Scientists have discovered that a diet which is high in salt, can have major effects on the brain and in mice, can lead to dementia.
The study, published in Nature Neuroscience, is the first to identify a link between the gut and the brain and that it is responsible for cognitive impairment. This finding explores the possibility of preventing detrimental effects to the brain caused by an excess in salt intake.
Dr. Costantino Iadecola, of the Feil Family Brain and Mind Research Institute at Weill Cornell Medicine in New York, led the study which involved giving mice between eight and sixteen times the normal salt content in their diet.
"We found that feeding a diet with high content of salt to mice, corresponding to the levels of salt consumption in humans, results in cognitive impairment. The deleterious effects of salt on the brain are independent of elevations of blood pressure," explains Dr. Iadecola.
According to the American Institute for Cancer Research, less than 6g of salt should be consumed per day per person. Salt intake varies from country to country, in Kenya around 4g of salt is ingested per person whereas in Kazakhstan the average intake is 15g.
In the study, mice were given food with either high or very high salt levels, which are comparable to a human diet, for eight weeks. After this time, the mice were examined using magnetic resonance imaging (MRI) and this revealed that the mice had significant reductions in resting cerebral blood flow in areas of the brain involved in learning and memory. Also, the study results showed that the lining of the blood vessels was worse off in producing the necessary gases required to relax the blood vessels and thereby increase the blood flow.

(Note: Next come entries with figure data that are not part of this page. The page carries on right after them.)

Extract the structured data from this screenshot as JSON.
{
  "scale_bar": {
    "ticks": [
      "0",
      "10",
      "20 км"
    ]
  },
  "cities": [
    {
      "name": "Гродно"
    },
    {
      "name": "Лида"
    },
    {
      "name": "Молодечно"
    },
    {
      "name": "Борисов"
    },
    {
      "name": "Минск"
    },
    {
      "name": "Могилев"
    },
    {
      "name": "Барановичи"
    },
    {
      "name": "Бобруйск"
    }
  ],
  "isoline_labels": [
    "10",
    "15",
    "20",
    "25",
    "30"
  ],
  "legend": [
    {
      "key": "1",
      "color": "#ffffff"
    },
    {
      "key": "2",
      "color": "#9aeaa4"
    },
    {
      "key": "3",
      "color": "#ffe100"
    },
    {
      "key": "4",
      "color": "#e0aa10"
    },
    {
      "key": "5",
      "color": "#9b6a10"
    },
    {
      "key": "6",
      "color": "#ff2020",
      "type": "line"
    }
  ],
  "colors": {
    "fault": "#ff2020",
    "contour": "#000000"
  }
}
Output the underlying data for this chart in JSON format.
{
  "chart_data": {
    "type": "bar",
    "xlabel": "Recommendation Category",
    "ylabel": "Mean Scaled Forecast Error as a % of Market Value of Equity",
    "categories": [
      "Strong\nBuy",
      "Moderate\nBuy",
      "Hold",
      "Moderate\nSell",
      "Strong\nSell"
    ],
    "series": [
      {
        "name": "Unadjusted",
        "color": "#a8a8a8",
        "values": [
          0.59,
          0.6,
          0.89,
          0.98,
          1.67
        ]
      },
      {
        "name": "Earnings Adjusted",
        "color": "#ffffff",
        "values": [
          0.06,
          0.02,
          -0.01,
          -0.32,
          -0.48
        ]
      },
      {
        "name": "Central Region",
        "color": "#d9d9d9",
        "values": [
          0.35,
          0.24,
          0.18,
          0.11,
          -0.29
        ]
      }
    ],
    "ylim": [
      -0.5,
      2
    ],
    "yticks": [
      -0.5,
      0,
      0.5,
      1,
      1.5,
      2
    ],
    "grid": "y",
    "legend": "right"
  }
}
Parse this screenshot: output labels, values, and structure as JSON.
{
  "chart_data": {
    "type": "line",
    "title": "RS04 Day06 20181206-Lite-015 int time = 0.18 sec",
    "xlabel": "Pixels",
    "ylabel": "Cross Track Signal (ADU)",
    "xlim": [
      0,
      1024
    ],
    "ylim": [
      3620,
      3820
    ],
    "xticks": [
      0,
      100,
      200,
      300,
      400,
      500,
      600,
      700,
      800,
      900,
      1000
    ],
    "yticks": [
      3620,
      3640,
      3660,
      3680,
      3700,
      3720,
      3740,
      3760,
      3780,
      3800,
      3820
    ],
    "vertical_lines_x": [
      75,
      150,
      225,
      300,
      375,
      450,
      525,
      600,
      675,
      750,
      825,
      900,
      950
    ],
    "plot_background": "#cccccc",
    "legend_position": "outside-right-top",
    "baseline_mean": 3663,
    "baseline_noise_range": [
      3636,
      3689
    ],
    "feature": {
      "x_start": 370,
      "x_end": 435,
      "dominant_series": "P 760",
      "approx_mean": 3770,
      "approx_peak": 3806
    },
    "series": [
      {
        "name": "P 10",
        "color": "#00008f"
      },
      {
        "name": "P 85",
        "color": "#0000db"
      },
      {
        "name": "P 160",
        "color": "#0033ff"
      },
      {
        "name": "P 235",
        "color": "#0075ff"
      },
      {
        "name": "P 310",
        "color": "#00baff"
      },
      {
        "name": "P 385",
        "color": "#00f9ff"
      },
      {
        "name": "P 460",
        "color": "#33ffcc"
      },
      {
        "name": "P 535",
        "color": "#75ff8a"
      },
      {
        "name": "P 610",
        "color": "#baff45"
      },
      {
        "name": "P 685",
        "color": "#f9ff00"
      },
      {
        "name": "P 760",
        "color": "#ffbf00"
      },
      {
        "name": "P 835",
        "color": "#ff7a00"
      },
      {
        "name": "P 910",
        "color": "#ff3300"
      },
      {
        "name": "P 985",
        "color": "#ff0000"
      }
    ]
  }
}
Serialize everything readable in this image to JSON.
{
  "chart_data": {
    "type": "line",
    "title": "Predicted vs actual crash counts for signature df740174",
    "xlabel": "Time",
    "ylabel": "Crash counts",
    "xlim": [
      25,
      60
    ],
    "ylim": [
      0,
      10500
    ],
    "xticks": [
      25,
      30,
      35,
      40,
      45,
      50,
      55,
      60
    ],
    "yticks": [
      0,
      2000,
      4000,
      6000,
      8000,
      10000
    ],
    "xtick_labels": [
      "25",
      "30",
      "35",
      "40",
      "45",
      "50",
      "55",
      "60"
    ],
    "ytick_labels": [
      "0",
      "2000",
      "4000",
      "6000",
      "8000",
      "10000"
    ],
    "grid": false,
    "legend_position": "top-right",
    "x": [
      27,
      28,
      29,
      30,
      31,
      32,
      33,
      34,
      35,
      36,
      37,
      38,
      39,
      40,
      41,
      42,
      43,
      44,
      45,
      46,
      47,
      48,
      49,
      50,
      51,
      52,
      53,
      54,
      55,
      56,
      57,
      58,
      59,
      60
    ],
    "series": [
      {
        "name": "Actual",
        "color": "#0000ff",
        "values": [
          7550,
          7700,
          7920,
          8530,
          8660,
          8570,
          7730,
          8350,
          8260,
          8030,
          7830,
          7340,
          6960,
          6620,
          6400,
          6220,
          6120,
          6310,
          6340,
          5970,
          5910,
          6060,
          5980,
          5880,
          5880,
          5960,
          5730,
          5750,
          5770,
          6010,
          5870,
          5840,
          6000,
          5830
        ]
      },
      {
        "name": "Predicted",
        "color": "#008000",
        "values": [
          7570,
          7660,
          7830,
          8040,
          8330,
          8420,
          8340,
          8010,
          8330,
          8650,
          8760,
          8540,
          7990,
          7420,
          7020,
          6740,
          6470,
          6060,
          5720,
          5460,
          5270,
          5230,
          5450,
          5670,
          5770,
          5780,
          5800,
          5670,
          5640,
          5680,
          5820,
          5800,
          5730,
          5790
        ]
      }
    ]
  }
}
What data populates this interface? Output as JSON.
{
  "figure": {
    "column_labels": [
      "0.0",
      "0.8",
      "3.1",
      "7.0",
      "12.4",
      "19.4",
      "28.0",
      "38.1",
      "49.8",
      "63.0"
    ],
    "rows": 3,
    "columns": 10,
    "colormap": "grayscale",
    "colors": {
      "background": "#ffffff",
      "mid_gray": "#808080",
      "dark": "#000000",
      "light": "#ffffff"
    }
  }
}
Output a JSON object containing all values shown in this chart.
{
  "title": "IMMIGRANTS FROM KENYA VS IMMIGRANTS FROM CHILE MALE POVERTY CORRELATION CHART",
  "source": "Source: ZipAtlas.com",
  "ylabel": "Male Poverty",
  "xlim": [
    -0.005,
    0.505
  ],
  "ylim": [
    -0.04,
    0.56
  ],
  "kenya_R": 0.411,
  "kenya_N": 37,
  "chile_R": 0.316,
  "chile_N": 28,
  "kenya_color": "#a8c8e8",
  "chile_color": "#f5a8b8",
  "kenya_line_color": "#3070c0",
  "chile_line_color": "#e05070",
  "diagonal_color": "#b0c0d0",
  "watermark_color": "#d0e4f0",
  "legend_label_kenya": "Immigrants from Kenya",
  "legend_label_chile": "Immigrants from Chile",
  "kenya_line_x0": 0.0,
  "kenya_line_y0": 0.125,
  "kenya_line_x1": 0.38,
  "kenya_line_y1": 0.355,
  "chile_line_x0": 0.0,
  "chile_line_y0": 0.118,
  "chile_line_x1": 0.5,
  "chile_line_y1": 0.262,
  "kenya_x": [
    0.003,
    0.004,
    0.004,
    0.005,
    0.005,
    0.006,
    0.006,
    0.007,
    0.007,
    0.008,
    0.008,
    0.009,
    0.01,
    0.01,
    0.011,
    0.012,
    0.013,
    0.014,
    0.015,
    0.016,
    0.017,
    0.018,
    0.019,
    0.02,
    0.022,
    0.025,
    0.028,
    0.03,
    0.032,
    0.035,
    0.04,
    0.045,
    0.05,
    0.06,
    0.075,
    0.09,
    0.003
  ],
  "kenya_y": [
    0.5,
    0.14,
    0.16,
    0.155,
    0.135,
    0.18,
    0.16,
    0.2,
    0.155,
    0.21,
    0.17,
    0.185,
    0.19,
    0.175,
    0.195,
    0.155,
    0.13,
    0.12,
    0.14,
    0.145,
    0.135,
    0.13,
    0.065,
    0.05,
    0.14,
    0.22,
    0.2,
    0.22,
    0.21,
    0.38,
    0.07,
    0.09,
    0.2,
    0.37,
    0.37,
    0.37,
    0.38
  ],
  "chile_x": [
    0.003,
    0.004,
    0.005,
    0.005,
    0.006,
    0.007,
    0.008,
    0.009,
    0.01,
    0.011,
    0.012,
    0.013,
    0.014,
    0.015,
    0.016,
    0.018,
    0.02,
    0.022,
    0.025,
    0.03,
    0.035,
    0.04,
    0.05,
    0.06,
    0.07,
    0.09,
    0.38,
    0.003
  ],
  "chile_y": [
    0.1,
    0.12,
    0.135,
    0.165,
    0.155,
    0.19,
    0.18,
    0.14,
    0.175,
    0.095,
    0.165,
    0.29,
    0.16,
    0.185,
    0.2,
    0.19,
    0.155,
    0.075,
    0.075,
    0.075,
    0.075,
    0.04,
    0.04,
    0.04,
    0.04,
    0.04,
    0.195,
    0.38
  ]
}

The scientists wanted to examine if these observed effects were reversible. They returned mice to their normal diet after four weeks and were surprised to find that blood flow and blood vessel function had returned to normal. The mice that were left to continue on the high salt diet went on to develop dementia. This was determined by assessing the mice using various tests such as an object recognition test, a maze test, and nest building. These tests assess the typical activity levels for daily living for mice and the high-salt diet mice performed significantly worse than the normal diet mice.
On discussing how to implement their findings to everyday life, Dr. Giuseppe Faraco lead author in the study commented that "When it comes to dietary sodium, the best strategy seems to be a significant reduction in the amount of salt that we consume every day."
Professor Joanna Wardlaw, of the University of Edinburgh, an independent expert not associated with the study, commented that "We have found that people who chronically add modest additional amounts of salt to cooking or meal at the table have a higher burden of vascular lesions in the brain."
Furthermore, commenting on this particular study Wardlaw said that, "More replication is important since the gut mechanism found may not be the same in humans. However, hopefully, it will encourage more research in this area."
The one of a kind study results are tantalising and would hopefully lead to more exciting research in the near future.